## AssQ 22 Feb Python Web Scrapping

In [None]:
Q1. Write a python program to extract the video URL of the first five videos.

In [None]:
To extract the video URLs of the first five videos from a YouTube channel, 
you can use the BeautifulSoup library to parse the HTML content of the page and 
extract the necessary information.

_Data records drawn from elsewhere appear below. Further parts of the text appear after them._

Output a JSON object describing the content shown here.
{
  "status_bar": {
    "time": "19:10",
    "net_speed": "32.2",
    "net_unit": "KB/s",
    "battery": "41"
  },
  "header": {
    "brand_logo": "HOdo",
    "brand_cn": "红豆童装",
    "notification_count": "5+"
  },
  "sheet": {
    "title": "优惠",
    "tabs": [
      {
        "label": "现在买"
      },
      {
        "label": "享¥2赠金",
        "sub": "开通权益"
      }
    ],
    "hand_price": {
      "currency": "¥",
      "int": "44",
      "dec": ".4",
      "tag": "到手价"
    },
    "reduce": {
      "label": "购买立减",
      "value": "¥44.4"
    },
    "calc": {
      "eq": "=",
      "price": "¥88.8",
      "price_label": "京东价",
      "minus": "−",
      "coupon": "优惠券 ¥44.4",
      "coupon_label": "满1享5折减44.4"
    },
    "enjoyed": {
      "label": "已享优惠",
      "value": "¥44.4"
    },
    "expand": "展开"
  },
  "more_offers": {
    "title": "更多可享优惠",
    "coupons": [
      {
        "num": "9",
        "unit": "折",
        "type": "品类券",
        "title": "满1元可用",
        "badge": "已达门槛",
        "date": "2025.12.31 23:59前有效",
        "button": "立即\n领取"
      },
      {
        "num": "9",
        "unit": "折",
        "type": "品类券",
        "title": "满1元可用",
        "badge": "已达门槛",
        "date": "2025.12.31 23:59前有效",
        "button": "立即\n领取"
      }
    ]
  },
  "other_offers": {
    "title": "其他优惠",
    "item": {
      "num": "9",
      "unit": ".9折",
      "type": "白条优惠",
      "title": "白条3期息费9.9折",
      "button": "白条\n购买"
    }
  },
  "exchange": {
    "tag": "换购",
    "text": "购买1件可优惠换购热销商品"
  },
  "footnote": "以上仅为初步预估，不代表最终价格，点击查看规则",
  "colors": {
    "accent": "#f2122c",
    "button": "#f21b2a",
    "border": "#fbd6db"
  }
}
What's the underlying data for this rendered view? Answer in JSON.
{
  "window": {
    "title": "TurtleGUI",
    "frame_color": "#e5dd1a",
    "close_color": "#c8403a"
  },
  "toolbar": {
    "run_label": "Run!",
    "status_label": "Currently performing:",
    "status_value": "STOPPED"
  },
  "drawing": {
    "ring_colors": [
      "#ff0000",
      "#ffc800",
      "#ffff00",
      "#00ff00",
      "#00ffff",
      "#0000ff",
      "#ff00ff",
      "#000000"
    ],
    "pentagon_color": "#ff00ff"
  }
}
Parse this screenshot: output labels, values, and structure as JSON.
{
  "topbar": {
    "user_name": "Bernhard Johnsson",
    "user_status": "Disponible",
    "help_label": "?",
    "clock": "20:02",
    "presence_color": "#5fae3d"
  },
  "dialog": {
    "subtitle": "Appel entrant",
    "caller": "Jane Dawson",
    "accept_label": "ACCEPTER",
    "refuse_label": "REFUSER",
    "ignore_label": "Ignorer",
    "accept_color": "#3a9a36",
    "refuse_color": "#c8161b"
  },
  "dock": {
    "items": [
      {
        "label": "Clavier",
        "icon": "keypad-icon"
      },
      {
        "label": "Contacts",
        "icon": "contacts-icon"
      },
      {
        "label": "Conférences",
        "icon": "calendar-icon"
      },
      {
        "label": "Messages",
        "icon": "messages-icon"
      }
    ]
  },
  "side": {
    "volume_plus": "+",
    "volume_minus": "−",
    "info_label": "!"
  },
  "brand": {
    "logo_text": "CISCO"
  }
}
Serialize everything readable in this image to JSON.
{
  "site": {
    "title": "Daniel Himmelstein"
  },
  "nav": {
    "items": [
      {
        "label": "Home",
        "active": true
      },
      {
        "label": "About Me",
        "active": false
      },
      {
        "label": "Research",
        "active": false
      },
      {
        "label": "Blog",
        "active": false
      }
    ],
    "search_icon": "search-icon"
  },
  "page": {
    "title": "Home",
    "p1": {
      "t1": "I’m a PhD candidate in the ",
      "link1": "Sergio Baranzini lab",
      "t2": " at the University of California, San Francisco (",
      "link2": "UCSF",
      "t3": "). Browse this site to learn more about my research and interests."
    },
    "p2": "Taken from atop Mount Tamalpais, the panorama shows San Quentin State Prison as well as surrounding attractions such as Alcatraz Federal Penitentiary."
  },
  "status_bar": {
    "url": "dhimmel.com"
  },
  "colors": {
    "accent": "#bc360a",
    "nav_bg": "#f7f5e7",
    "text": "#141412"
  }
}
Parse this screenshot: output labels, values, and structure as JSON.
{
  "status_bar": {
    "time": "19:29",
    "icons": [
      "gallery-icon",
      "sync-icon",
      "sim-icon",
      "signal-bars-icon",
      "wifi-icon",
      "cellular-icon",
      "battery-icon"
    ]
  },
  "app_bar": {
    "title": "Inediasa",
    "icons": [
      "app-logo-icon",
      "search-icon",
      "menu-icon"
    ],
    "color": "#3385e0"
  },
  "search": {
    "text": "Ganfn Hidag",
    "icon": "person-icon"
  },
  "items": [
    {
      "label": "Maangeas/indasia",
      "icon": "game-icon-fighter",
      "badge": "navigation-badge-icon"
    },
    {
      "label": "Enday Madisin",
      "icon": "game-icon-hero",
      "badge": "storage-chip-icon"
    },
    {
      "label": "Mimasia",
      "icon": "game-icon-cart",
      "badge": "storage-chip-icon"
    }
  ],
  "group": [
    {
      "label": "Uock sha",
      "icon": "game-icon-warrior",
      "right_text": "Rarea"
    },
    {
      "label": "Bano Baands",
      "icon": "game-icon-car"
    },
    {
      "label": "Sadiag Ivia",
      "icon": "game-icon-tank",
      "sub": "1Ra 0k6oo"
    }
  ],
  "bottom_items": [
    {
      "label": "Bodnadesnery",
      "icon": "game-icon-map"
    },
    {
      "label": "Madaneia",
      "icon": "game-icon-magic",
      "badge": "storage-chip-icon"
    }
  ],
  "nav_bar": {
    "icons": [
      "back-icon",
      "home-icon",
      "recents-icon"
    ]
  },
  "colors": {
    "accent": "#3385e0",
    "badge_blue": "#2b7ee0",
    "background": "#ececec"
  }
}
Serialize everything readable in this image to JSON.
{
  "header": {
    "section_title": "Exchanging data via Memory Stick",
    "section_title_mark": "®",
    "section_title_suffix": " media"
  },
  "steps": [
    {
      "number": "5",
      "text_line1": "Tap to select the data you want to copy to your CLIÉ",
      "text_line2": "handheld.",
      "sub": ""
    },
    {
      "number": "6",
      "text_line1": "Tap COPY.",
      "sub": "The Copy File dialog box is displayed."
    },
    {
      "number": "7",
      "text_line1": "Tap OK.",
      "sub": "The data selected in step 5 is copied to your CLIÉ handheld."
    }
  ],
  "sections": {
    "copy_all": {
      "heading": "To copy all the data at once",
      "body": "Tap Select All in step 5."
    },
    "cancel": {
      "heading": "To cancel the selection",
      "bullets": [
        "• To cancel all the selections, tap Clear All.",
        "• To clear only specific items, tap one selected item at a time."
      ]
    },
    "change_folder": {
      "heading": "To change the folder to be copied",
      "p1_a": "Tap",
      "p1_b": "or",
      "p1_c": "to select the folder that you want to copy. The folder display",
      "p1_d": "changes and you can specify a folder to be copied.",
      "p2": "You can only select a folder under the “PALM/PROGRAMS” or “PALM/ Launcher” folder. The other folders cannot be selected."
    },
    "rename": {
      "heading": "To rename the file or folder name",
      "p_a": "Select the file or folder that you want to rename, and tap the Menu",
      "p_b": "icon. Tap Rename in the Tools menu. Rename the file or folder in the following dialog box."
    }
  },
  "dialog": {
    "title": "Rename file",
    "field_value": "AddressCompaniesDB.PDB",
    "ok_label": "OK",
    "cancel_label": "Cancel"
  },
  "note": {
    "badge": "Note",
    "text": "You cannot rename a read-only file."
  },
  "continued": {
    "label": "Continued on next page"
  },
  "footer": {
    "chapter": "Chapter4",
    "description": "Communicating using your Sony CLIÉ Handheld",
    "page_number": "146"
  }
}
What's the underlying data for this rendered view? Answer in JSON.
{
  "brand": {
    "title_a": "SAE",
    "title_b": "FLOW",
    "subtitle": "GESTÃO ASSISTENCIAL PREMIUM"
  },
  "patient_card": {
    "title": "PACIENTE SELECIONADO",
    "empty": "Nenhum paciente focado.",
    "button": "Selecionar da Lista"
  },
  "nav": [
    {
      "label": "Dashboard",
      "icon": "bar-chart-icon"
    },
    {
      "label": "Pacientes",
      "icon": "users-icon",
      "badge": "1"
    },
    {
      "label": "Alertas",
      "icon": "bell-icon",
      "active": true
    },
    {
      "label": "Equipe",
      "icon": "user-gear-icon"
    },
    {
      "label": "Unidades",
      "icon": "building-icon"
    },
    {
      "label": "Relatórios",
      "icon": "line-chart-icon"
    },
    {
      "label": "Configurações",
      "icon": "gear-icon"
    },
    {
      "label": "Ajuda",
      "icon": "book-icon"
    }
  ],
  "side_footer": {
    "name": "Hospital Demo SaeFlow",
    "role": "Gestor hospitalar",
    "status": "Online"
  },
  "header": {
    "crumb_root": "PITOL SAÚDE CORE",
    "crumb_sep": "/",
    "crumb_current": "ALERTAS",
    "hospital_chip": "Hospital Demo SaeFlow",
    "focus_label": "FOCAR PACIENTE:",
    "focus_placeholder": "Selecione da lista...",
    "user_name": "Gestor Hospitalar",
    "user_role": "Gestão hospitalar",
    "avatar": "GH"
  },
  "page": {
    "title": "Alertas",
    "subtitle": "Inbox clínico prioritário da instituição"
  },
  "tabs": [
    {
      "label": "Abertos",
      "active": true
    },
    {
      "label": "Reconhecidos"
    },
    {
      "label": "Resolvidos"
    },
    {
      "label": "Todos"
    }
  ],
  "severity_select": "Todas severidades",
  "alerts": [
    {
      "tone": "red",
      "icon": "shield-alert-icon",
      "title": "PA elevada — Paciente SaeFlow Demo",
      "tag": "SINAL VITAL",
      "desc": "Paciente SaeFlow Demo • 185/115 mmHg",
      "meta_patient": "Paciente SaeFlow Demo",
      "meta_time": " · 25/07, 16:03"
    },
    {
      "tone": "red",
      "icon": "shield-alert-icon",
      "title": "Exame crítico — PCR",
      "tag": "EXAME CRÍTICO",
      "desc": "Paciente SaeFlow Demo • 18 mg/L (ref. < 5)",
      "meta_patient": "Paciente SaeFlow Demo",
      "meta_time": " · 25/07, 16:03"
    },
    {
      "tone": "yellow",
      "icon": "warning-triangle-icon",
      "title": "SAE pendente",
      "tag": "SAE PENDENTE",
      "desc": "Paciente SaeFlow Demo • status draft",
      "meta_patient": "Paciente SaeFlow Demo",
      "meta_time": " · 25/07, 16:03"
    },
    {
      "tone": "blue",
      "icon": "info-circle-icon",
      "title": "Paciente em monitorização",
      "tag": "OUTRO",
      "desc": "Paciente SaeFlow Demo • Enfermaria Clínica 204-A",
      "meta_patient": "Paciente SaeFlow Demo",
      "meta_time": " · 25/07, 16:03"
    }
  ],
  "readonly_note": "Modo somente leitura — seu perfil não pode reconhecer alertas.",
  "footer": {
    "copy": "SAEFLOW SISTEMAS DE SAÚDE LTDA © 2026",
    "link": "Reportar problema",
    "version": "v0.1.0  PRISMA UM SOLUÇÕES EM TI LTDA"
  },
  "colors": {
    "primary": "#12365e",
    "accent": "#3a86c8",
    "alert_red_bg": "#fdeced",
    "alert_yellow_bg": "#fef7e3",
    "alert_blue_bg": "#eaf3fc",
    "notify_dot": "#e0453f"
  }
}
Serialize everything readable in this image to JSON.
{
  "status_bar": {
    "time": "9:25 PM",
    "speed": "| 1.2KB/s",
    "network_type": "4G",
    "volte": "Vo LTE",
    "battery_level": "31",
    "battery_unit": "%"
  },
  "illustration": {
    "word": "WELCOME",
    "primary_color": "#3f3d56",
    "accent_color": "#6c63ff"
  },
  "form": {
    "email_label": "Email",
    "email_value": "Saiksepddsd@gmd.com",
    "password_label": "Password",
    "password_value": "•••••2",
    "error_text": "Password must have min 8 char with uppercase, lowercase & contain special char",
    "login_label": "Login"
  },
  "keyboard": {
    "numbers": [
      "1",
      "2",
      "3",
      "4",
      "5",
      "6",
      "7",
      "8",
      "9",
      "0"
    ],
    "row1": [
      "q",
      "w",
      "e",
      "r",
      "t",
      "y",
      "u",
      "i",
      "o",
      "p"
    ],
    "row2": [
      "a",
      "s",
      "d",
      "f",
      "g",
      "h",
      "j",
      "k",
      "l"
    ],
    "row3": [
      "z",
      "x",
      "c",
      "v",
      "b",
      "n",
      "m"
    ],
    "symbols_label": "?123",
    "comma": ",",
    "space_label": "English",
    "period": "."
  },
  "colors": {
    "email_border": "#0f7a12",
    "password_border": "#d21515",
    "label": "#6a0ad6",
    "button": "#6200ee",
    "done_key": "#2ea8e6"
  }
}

Additionally, you can use the requests library to fetch the webpage. 
Here's a Python program that demonstrates how to do this:

In [3]:
! pip install requests
! pip install beautifulsoup4



In [4]:
import requests
from bs4 import BeautifulSoup

def extract_video_urls(channel_url, num_videos):
    # Send a request to the channel URL
    response = requests.get(channel_url)
    if response.status_code != 200:
        print("Error: Unable to fetch the webpage.")
        return []

    # Parse the HTML content using BeautifulSoup
    soup = BeautifulSoup(response.text, 'html.parser')

    # Find all video links on the page
    video_links = soup.find_all('a', {'class': 'yt-simple-endpoint'})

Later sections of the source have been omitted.